Common questions

Common Questions
How do we account for all the suffering in the world? Wasn’t Jesus just another great religious teacher? How do we know God exists? Hasn’t science disproved Christianity? What about other religions; are they all true? Do you have to go to church to be a Christian?
These and many other questions keep being asked, and often they are our questions. When asked such questions by others we may wish we had an ‘expert’ prompting us with the answers, or maybe we decide to leave such questions for the top theological brains to wrestle with. 
In the Link over the next few months I thought it would be helpful to consider possible ways of answering such types of questions because it may help us (me included !) to be more confident in our knowledge of the truth and also because we need to have answers for those who question us. 1 Peter 3 verse 15 says “in your hearts set apart Christ as Lord. Always be prepared to give an answer to everyone who asks you to give the reason for the hope that you have.  But do this with gentleness and respect……”
This month we will just look at the general principles involved in answering questions of this sort.
1.   Before we attempt to answer such questions we need to do some preparation. This could involve some reading, talking it over with others, maybe even practising answers on understanding and sympathetic friends and of course praying. 
   It is important to try to discern what question we are hearing for often we will not get a straight question but one that is wrapped up in an issue, a complaint, a general discussion or casual social chat. 
   We therefore need to be listening with sensitivity and understanding. It is useful to have talked to a friend about the story of our own spiritual walk because it will help us to clarify it in our own mind. We all have our own God given experiences.
2.  During our conversations or dialogue with people be ready to listen. People who are listened to are themselves more ready to listen. We must be gracious, truthful, respectful and, I would add, cheerful! Don’t be too hasty but measured. We should not be confrontational but seeking to understand where the other person is coming from. This helps us to address the right issue!
   So rather than respond immediately with a rehearsed answer it would be helpful for us to ask questions such as “Why did you say that?” or “What do you mean?” or something which begins to unlock their thinking and helps you pinpoint their concern.
   It is not primarily about winning arguments but about lovingly helping people in their understanding and their search for the truth – which we know is embodied in Jesus Christ. Instead of thinking we have to stand there and defend Christianity it is good sometimes to help people clarify where they are on their spiritual journey.
   We may end up providing more questions than answers! At some point, which maybe after several chats, we need to direct our focus towards Jesus. 1 Peter 3 v. 18 says “For Christ died for sins once for all, the righteous for the unrighteous, to bring you to God.” That is at the heart of the Gospel we are trying, in our own feeble way, to share.
 We must be honest, and say when we don’t know the answer, but say we will try to find the answer. After all, we are all seekers after truth wherever we are on life’s journey and we can often identify with others and were at one time asking the same questions and expressing the same concerns.
3. After our chat we need to find out the answers that we promised to chase up for it is important to keep our promises. It also provides you with the opportunity to return to the conversation. 
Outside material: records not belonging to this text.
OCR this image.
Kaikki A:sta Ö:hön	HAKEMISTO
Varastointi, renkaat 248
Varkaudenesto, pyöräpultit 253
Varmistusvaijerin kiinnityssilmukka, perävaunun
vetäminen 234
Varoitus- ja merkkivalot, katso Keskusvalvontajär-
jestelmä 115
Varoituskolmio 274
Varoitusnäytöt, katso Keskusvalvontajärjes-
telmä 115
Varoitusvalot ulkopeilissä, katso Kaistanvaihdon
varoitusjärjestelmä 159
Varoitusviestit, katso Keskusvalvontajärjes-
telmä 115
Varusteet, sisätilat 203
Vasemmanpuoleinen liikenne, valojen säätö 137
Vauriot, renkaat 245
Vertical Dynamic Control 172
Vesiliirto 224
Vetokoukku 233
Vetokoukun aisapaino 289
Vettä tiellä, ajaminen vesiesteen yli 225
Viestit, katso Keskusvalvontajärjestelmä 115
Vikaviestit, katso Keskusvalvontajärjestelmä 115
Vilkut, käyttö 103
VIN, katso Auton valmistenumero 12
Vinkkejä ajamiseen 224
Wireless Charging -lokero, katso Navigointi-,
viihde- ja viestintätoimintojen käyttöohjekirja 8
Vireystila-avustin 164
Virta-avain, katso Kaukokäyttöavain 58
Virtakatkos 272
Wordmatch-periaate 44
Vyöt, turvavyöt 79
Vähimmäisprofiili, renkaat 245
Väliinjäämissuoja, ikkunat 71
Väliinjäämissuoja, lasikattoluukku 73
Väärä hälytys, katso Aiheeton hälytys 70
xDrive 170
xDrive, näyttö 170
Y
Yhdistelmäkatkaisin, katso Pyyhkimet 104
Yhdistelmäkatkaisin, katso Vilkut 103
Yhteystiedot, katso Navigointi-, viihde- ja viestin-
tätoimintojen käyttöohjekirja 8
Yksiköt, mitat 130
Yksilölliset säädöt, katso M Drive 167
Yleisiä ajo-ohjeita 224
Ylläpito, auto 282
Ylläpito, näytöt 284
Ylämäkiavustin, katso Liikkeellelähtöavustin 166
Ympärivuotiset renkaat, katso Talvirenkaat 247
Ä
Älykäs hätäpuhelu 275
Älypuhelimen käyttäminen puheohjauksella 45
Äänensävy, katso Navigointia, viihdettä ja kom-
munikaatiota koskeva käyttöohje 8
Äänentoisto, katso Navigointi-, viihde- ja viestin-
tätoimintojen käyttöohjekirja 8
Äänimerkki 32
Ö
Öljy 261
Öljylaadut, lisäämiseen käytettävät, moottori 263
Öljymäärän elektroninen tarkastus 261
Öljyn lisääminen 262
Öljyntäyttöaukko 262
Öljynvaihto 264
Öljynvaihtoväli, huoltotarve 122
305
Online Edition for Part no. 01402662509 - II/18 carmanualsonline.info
It would also be helpful to analyse your answers and ask yourself “Did I get that right?”, “How could I have answered that better?”, “How could that point be illustrated from everyday life?”, “Was my answer free of jargon that would be unhelpful?” or “What is the next step in our conversation?”. 
Most important of all we should pray for guidance, wisdom, courage, future conversations and for the person with whom we engaged in conversation. We will not always get it right but we do have a story and experiences to share, and you never know, it may be ofhelp or an encouragement to someone else, even the person who was eavesdropping on your conversation ! 
As a church family we need to encourage each other in the faith, so why not share our faith and doubts with others within our fellowship and pray for each other for our witness to the love and grace of our Lord Jesus Christ.